La Protección Social para el Ser Humano en los Diferentes Contextos de su Vida
Generalidades de la protección Social Integral en Colombia
Palabras clave: Protección, garantía, contingencia, cobertura, riesgo laboral, riesgo común, prestaciones económicas y prestaciones sociales.
La Seguridad Social Integral no se limita al reconocimiento de prestaciones económicas; constituye un sistema de protección humana que busca garantizar condiciones de vida dignas mediante la cobertura de contingencias (la vida es una rifa, es un contrato aleatorio) de los riesgos derivados de la enfermedad, la invalidez, la vejez, la muerte, los riesgos laborales y las situaciones de vulnerabilidad social.
La Ley 100 de 1993 transformó un conjunto disperso de mecanismos de protección social en un sistema integral compuesto por cuatro grandes libros: pensiones, salud, riesgos laborales y servicios sociales complementarios. Cada uno responde a riesgos específicos de la vida humana, pero todos persiguen un objetivo común: garantizar la protección de las personas y sus familias frente a contingencias que puedan afectar su salud, capacidad de trabajo, ingresos o condiciones mínimas de subsistencia.
Anteriormente existían varios subsistemas en teoría: asistencia pública, seguro social, previsión social, subsidio familiar, asistencia social y otras formas de protección. Posteriormente, resalta que la Constitución Política de 1991, en su artículo 48, reconoció la seguridad social como un derecho de todos, de carácter esencial, irrenunciable, obligatorio y prestado como servicio público.
A partir de ese fundamento constitucional, se explica que la Ley 100 de 1993 organizó la seguridad social como un sistema integral orientado por los principios de eficiencia, universalidad y solidaridad. Su finalidad es garantizar que las personas y sus familias mantengan condiciones dignas de vida frente a contingencias sociales o económicas que puedan afectar su bienestar.
Ley 100 de 1993 se desarrolla de los cuatro libros así:
1. Sistema General de Pensiones (Libro I, artículos 10 a 151F)

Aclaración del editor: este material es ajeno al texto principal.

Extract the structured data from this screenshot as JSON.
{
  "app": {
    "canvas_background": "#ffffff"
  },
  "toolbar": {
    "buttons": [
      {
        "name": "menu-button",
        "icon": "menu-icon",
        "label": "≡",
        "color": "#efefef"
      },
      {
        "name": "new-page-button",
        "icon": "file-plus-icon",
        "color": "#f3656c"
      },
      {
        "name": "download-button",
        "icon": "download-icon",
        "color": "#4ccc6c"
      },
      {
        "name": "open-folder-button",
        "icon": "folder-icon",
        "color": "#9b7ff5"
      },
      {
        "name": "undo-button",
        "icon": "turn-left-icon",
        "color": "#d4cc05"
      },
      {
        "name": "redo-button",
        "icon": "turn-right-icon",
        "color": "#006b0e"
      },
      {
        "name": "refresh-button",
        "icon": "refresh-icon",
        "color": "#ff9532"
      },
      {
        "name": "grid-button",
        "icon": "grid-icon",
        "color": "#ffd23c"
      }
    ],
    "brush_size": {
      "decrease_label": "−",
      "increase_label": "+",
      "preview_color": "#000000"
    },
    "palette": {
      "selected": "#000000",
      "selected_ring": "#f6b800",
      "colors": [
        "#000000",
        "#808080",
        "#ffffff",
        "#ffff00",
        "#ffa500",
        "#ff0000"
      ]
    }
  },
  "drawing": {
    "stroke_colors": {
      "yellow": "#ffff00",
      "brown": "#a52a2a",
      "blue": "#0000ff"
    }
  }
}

Este libro protege a las personas frente a los riesgos derivados de la vejez, la invalidez y la muerte. La presentación identifica dos regímenes: el Régimen de Prima Media con Prestación Definida (RSPMPD) y el Régimen de Ahorro Individual con Solidaridad (RAIS). Entre las prestaciones económicas se destacan la pensión de vejez, la pensión de invalidez por riesgo común, la pensión de sobrevivientes, la pensión familiar, la indemnización sustitutiva, la devolución de saldos, el auxilio funerario y los Beneficios Económicos Periódicos (BEPS). También se menciona el reconocimiento de incapacidades temporales entre los días 180 y 540.
2. Sistema General de Seguridad Social en Salud (Libro II, artículos 152 a 248)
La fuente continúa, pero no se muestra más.